Nous essayerons dans ce qui suit d’expliquer les raisons de ces dégradations successives et de présenter quelques recommandations pour renverser cette tendance. Pour ce faire, nous définirons dans un premier temps la notation et présenterons son utilité. Nous nous focaliserons par la suite sur le processus, l’échelle,  et les critères de notation de Standard & Poor’s. La raison du choix de Standard & Poor’s parmi les trois agences principales qui notent la Tunisie est due au fait que depuis le début de la révolution, la notation de la Tunisie a été dégradée par cette agence de six plots, passant de «BBB» avec perspective stable en janvier 2011 à «B» avec perspective négative en août 2013.

Agence Notation en janvier 2011 Notation en août 2013 N° de plots
Standard & Poor’s BBB/Stable B/Négative 6 plots
Moody’s Baa2/Stable Ba2/Négative 3 plots
Fitch BBB/Stable BB+/Négative 2 plots

Qu’est-ce qu’une notation souveraine et quelle est son utilité?

La notation souveraine est l’une des activités les plus anciennes des agences de notation. En effet, certaines études qualifient la notation souveraine comme l’une des principales raisons de l’émergence du métier de notation, puisque les premières émissions sur le marché financier international étaient constituées par des obligations souveraines ayant justifié en partie le besoin d’évaluation indépendante de la qualité de crédit des émetteurs.

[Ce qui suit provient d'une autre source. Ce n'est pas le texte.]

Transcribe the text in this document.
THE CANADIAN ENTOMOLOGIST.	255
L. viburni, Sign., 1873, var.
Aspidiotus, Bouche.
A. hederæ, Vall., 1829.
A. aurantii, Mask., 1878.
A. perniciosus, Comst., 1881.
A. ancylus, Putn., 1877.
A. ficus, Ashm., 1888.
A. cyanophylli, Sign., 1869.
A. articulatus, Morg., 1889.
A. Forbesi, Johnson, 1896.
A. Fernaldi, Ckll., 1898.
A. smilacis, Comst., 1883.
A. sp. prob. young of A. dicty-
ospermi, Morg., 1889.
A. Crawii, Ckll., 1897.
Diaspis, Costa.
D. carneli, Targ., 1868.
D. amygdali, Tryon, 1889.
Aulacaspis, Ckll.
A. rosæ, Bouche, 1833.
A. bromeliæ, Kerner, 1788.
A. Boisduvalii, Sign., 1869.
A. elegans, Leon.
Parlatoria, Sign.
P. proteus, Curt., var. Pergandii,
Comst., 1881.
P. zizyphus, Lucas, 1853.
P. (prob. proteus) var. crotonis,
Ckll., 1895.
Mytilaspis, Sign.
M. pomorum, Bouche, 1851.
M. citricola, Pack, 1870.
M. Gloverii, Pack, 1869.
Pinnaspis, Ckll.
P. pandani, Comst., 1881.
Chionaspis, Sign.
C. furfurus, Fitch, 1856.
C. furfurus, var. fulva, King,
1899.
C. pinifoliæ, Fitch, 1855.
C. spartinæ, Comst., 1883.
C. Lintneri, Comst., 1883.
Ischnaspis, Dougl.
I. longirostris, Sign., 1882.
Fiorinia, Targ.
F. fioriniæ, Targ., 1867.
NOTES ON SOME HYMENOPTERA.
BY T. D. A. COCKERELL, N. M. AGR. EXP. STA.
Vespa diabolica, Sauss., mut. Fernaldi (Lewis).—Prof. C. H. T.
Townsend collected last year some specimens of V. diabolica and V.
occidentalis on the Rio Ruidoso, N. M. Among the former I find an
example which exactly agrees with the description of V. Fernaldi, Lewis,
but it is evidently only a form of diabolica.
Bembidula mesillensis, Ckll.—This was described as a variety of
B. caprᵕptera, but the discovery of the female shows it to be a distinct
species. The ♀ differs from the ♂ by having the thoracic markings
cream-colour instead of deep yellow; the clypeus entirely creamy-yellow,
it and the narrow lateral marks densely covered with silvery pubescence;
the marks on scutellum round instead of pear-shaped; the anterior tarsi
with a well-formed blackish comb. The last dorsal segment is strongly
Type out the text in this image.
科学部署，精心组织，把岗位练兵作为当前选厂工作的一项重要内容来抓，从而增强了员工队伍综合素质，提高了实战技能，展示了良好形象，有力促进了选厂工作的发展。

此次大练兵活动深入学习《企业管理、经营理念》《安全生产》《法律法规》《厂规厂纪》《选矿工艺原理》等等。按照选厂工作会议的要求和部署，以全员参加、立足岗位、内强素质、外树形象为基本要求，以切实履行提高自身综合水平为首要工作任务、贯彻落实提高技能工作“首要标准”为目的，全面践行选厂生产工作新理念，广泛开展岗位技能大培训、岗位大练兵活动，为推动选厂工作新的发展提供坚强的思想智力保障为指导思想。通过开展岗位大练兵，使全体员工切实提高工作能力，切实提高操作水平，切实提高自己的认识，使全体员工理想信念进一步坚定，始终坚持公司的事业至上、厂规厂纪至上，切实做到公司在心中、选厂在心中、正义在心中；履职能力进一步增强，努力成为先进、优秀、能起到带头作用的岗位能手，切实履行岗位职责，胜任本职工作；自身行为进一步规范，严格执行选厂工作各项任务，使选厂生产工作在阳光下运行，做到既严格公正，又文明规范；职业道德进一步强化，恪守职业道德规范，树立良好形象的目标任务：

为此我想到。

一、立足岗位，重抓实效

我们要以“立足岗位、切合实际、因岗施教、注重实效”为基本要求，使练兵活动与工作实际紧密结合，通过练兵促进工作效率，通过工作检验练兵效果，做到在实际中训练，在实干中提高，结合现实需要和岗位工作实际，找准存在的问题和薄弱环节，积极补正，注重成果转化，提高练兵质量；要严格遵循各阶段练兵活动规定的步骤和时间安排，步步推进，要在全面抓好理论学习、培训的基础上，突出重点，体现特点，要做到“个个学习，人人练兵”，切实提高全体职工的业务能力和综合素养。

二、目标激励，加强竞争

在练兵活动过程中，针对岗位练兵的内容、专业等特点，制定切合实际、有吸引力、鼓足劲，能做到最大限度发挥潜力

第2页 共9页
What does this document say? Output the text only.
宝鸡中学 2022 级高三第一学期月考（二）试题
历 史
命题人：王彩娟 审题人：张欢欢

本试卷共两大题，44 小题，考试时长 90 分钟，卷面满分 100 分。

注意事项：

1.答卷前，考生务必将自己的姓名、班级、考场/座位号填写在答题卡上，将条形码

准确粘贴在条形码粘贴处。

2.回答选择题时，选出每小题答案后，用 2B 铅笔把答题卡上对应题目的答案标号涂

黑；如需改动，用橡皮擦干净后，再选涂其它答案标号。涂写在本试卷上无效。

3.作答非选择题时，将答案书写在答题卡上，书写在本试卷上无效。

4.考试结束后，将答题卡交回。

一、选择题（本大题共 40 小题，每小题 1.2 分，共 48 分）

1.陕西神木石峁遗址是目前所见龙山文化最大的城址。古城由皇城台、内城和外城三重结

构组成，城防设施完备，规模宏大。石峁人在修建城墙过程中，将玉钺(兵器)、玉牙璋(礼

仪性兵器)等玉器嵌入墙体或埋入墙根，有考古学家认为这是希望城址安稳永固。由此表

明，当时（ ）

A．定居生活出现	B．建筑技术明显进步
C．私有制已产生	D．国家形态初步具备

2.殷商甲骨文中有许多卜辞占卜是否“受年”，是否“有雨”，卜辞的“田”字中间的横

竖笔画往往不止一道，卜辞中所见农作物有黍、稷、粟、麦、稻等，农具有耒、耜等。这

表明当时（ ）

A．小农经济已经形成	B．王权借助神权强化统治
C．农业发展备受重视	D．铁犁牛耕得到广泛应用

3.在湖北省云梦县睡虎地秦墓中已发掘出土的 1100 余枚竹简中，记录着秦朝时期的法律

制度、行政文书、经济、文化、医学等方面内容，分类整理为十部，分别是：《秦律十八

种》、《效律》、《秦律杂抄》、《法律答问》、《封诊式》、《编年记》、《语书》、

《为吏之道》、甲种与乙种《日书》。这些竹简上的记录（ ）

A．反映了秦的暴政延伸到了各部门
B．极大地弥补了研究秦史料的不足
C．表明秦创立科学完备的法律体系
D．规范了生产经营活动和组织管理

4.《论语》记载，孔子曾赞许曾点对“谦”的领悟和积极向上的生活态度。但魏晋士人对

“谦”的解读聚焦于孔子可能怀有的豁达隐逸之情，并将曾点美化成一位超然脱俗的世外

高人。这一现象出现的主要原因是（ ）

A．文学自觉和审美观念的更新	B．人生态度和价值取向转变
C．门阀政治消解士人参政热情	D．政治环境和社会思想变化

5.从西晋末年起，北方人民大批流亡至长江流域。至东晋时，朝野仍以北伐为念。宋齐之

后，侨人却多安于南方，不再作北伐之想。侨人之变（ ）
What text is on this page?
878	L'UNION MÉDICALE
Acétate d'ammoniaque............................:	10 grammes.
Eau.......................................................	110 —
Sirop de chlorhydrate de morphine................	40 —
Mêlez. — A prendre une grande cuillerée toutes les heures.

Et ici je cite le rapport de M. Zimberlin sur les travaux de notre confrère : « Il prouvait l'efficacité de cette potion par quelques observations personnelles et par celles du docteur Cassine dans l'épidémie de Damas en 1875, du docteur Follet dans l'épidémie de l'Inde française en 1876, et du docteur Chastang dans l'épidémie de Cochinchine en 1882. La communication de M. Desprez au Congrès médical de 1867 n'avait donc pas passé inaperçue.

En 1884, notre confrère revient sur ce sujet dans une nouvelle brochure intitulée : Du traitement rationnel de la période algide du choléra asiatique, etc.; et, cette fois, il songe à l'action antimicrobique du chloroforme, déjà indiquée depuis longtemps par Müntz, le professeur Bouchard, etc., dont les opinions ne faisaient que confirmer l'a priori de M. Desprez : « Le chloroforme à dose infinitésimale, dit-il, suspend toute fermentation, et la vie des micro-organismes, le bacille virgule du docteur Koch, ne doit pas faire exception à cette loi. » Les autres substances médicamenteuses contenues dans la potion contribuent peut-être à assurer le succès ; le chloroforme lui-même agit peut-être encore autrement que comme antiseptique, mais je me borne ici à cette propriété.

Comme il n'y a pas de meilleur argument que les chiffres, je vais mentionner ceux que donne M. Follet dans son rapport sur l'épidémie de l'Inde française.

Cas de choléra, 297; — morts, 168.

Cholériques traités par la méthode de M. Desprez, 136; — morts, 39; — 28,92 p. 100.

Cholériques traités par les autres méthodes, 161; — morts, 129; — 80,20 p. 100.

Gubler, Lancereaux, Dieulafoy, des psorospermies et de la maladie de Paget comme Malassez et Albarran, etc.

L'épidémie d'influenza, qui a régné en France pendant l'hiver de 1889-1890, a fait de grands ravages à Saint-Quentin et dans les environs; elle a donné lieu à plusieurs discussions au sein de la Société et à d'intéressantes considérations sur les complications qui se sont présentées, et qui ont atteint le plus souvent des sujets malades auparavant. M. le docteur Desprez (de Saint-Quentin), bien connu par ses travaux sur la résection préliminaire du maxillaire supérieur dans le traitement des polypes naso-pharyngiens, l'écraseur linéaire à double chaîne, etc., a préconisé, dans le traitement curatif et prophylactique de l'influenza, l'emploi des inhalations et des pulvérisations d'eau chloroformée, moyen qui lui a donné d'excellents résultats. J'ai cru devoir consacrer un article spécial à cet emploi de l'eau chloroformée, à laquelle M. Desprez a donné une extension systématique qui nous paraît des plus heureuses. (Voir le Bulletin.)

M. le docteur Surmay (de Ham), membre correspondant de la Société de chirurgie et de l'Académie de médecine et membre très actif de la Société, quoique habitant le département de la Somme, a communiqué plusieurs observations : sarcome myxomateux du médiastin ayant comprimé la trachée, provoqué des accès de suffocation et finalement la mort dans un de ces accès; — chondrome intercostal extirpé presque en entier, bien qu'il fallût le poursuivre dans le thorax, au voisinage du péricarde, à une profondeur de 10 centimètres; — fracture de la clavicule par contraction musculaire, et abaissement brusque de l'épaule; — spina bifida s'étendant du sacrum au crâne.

Une notation souveraine  est une opinion indépendante émise par une agence de notation quant à la capacité et la volonté d’un émetteur souverain d’honorer ses engagements financiers en temps et en heure. L’aspect «volonté» est plus important pour la notation souveraine par rapport à d’autres types de notation de contreparties du secteur privé étant donné le caractère souverain de l’émetteur qui implique une quasi-impossibilité de le poursuivre en justice en cas de défaut.

Il existe une corrélation quasi parfaite entre le niveau de notation et le niveau de rémunération exigé par les investisseurs. Autrement dit, plus la notation est basse et plus les investisseurs exigeront un taux de rendement plus élevé en contrepartie des risques encourus. La notation détermine aussi le degré d’accès au marché financier international étant donné que certains investisseurs institutionnels fixent un niveau de notation minimum pour leurs investissements (en général, ce minimum coïncide avec le grade d’investissement).

Echelle de notation

L’échelle de notation des agences comprend 21 notes en moyenne allant du «AAA», ou meilleure note possible, à «D» qui dénote une situation de défaut général ou sélectif «SD». Les notations supérieures à BBB- sont communément appelées des notations de grade d’investissement et les notations inférieures sont communément appelées des notations de grade spéculatif. Un émetteur qui voit sa notation dégradée du grade d’investissement au grade spéculatif est communément appelé «Fallen Angel» ou «Ange déchu», alors qu’un émetteur qui voit sa notation améliorée du grade spéculatif au grade d’investissement est appelé «Rising Star» ou «Etoile montante». A chaque notation, des probabilités de défaut sont associées en fonction de la classe d’actif. Ces probabilités font l’objet de calculs et de mises à jour régulières par les agences de notation . En théorie, mais également le plus souvent en pratique, plus la notation est élevée et plus la probabilité de défaut est faible.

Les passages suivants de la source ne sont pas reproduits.